В деревне Анну Михайловну уважали. Когда загоняли в колхоз (именно "загоняли" – это слова моих родственников очевидцев), бабушка была уже в возрасте более 60 лет, то есть, нетрудоспособная. Но когда в деревню приехали партийные работники, она на собрании покритиковала власть: "Что толку в ваших колхозах, если у колхозника нет даже гвоздя, чтобы доску к забору прибить?" Грозно прозвучал голос: "Кто это сказал?! Назовите вашу фамилию". Но колхозники бабушку не выдали, и ответили за нее: "У ней нет фамилии, она у нас бесфамильная".
Мне было 20 лет, когда она умерла от внезапного кровоизлияния в мозг, а до этого мы много интересно беседовали о жизни, и в 100 лет она любила слушать песни о любви, вспоминала свою первую любовь, и незадолго до смерти сказала: "Вся жизнь как один день прошла". Так говорят только счастливые люди. Я никогда не слышала, чтобы она жаловалась на трудности жизни. Она жила хорошо при любой власти, она жила с Богом.
Бабушку я не боялась, не слушалась и даже не понимала, зачем нужно её слушаться. Она обещала выпороть меня прутом, но я не понимала, что значит "выпороть прутом". Бабушка бегала с прутом за мной по всей деревне и не могла догнать, а я считала это увлекательной игрой.

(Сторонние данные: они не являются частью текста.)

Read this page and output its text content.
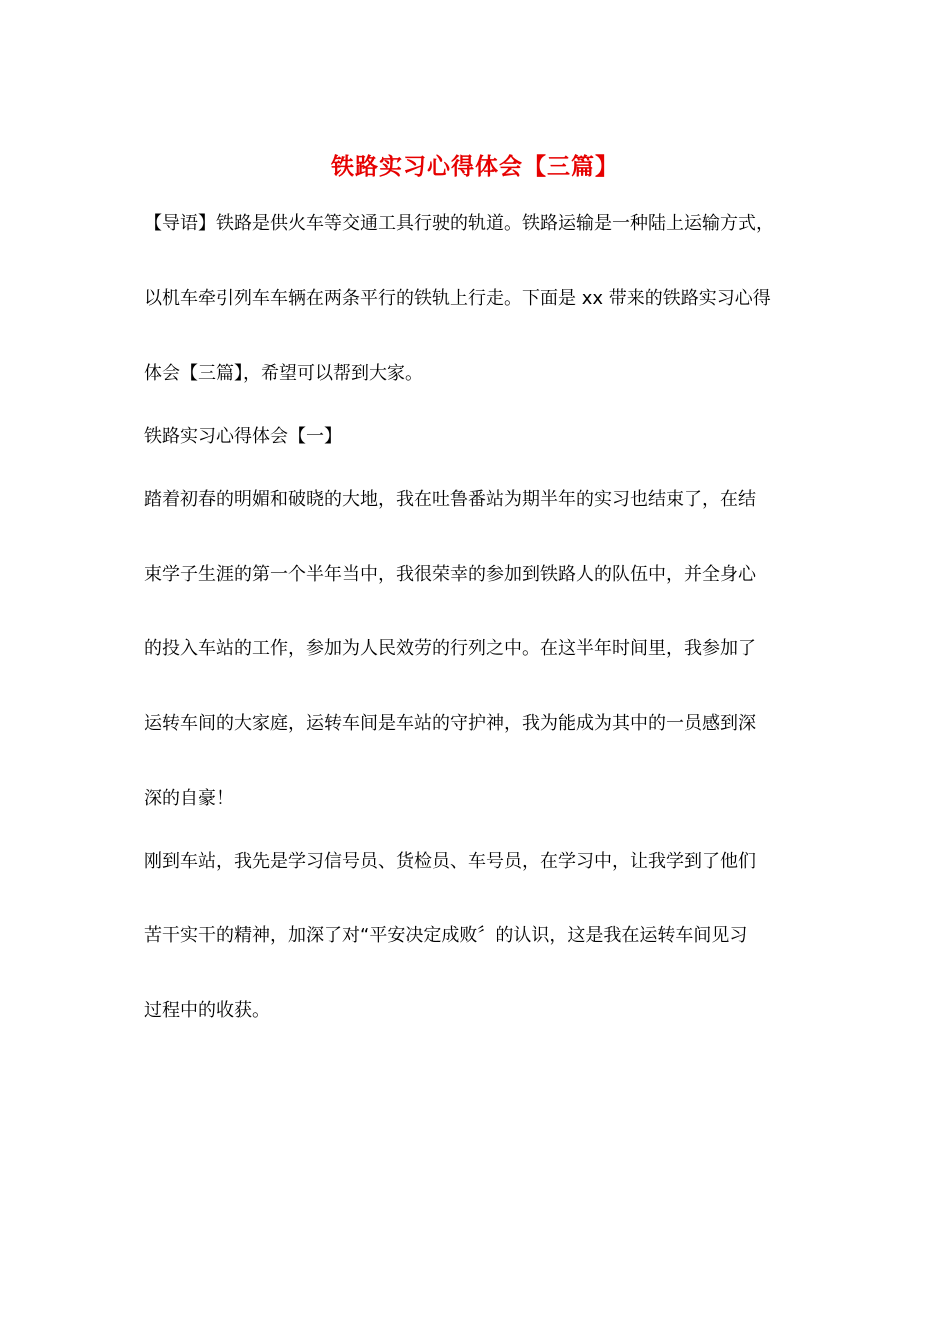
铁路实习心得体会【三篇】
【导语】铁路是供火车等交通工具行驶的轨道。铁路运输是一种陆上运输方式，
以机车牵引列车车辆在两条平行的铁轨上行走。下面是 xx 带来的铁路实习心得
体会【三篇】，希望可以帮到大家。
铁路实习心得体会【一】
踏着初春的明媚和破晓的大地，我在吐鲁番站为期半年的实习也结束了，在结
束学子生涯的第一个半年当中，我很荣幸的参加到铁路人的队伍中，并全身心
的投入车站的工作，参加为人民效劳的行列之中。在这半年时间里，我参加了
运转车间的大家庭，运转车间是车站的守护神，我为能成为其中的一员感到深
深的自豪！
刚到车站，我先是学习信号员、货检员、车号员，在学习中，让我学到了他们
苦干实干的精神，加深了对“平安决定成败〞的认识，这是我在运转车间见习
过程中的收获。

Моя мама хорошо усвоила то, чему её учили в педагогическом техникуме, и поэтому она считала, что ребёнок должен спать не сколько ему хочется, а сколько положено в его возрасте, и не когда ему хочется, а в определённые часы, соблюдая режим дня, обязательно в середине дня; кушать ребёнок должен не тогда, когда хочет, а по определённым часам, и кушать не то, что ему хочется и сколько ему хочется, а поглощать точно выверенное наукой определённое количество калорий, белков, жиров, углеводов и витаминов; с ребёнком нужно проводить музыкальные занятия, гимнастику, рисовать, лепить и т. д. По этой причине меня решили увести в город Кинешму, где мама работала воспитателем в детском доме, и определить меня в детский сад. Но у них ничего не вышло: чужие лица, множество бегающих шумных детей, отсутствие бабушки и тёти Марии Васильевны наводило на меня ужас. Я орала изо всех сил, затем крик прекращался, дыхание останавливалось, губы синели, глаза закатывались, я падала на землю. По описанию, возможно, это был приступ спазмофилии от недостатка кальция в организме, а, может быть, и истерический приступ, хотя вряд ли.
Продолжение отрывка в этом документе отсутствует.